We don’t penalize if $c$ larger than candidate translation because it has already penalized by modified precision. To be exact, because in modified precision when duplicate but relevant word occurs more than it supposed to or when the number of irrelevant word occurs more, it will results in larger denominator thus pulling the $BP$ towards 0.

We now want to show implementation of $BP$ in code.

```
def closest_ref_length(translation_u, list_of_reference_u):
"""
determine the closest reference length from translation length
"""
len_trans = len(translation_u)
closest_ref_idx = np.argmin([abs(len(x) - len_trans) for x in list_of_reference_u])
return len(list_of_reference_u[closest_ref_idx])
```

```
def brevity_penalty(translation_u, list_of_reference_u):
"""
"""
c = len(translation_u)
r = closest_ref_length(translation_u, list_of_reference_u)
if c > r:
return 1
else:
return np.exp(1 - float(r)/c)
```

## The Bleu Score

Calculating BLEU after defining steps above is straightforward!

\[BLEU = BP.\exp(\sum^{N}_{n=1} w_n \log p_n)\]where:

$N$: maximum number of $n$-gram. Usually 4.

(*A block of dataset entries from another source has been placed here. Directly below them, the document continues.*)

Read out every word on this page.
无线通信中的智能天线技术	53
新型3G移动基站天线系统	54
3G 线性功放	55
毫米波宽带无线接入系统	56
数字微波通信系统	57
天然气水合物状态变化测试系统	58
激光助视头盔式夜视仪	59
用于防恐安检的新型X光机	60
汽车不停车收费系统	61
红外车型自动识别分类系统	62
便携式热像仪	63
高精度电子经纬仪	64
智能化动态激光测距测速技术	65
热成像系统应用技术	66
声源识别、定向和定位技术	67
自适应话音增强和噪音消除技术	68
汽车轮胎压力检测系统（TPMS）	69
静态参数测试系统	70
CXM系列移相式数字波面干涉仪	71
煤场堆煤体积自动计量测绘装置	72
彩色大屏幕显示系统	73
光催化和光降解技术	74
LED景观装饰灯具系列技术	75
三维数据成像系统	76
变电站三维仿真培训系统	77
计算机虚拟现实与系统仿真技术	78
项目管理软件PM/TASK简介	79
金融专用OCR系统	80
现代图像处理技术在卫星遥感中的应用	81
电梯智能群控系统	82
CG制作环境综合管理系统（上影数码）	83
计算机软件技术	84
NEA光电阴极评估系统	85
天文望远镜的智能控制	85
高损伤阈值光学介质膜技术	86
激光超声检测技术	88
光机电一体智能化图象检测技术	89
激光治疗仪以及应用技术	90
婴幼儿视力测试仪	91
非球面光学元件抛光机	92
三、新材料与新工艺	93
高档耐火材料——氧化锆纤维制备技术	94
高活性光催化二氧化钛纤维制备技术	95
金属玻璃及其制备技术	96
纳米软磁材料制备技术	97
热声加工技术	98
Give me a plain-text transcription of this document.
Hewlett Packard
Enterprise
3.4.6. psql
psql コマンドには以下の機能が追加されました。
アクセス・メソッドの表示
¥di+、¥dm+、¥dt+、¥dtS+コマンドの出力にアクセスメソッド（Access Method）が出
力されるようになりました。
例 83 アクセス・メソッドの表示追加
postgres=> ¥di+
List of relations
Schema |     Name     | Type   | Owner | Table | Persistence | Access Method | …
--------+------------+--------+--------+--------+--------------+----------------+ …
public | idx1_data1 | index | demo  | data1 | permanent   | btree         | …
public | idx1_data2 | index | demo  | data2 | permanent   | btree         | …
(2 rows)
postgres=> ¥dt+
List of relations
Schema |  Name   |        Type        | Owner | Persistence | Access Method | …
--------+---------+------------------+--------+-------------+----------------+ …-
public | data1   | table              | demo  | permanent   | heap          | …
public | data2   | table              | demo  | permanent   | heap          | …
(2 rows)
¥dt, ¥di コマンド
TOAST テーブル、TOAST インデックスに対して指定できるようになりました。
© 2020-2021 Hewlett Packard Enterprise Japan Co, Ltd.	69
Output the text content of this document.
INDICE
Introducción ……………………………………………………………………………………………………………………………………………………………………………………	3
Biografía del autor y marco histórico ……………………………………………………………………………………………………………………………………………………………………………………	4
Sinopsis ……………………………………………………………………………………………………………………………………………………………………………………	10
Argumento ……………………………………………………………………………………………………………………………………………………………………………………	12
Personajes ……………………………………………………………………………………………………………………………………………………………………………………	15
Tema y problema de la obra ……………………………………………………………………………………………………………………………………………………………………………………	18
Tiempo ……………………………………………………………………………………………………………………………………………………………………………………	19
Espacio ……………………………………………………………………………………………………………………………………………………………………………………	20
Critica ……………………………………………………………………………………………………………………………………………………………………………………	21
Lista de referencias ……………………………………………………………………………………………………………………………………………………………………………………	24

$w_n$: weight for each modified precision. By default use $1/N$, so 0.25 each gram.

$p_n$: modified precision for each gram

```
def bleu_score(translation_u, list_of_reference_u, W=[0.25 for x in range(4)]):
bp = brevity_penalty(translation_u, list_of_reference_u)
modified_precisions = [
modified_precision(translation_u, list_of_reference_u, ngram=ngram)
for ngram, _ in enumerate(W,start=1)
]
score = np.sum([
wn * np.log(modified_precisions[i]) if modified_precisions[i] != 0 else 0 for i, wn in enumerate(W)
])
return bp * np.exp(score)
```

```
assert bleu_score(
translation.split(),
list(map(lambda ref: ref.split(), references)),
) == bleu.sentence_bleu(
list(map(lambda ref: ref.split(), references)),
translation.split(),
)
print('All is good!')
```

```
All is good!
```

# Conclusion

We have understand how to construct BLEU score for difference human reference and evaluate a hypothesis translation and we have seen that it did good job in scoring the hypothesis translation with this kind of setting.

BLEU might produce relatively good score to bad translation. In one of Phillip Koehn et al$^{[4]}$ work, they have explained phenomenons that makes BLEU flawed. However, it still is a good metric, used to evaluate machine translation performance up until now.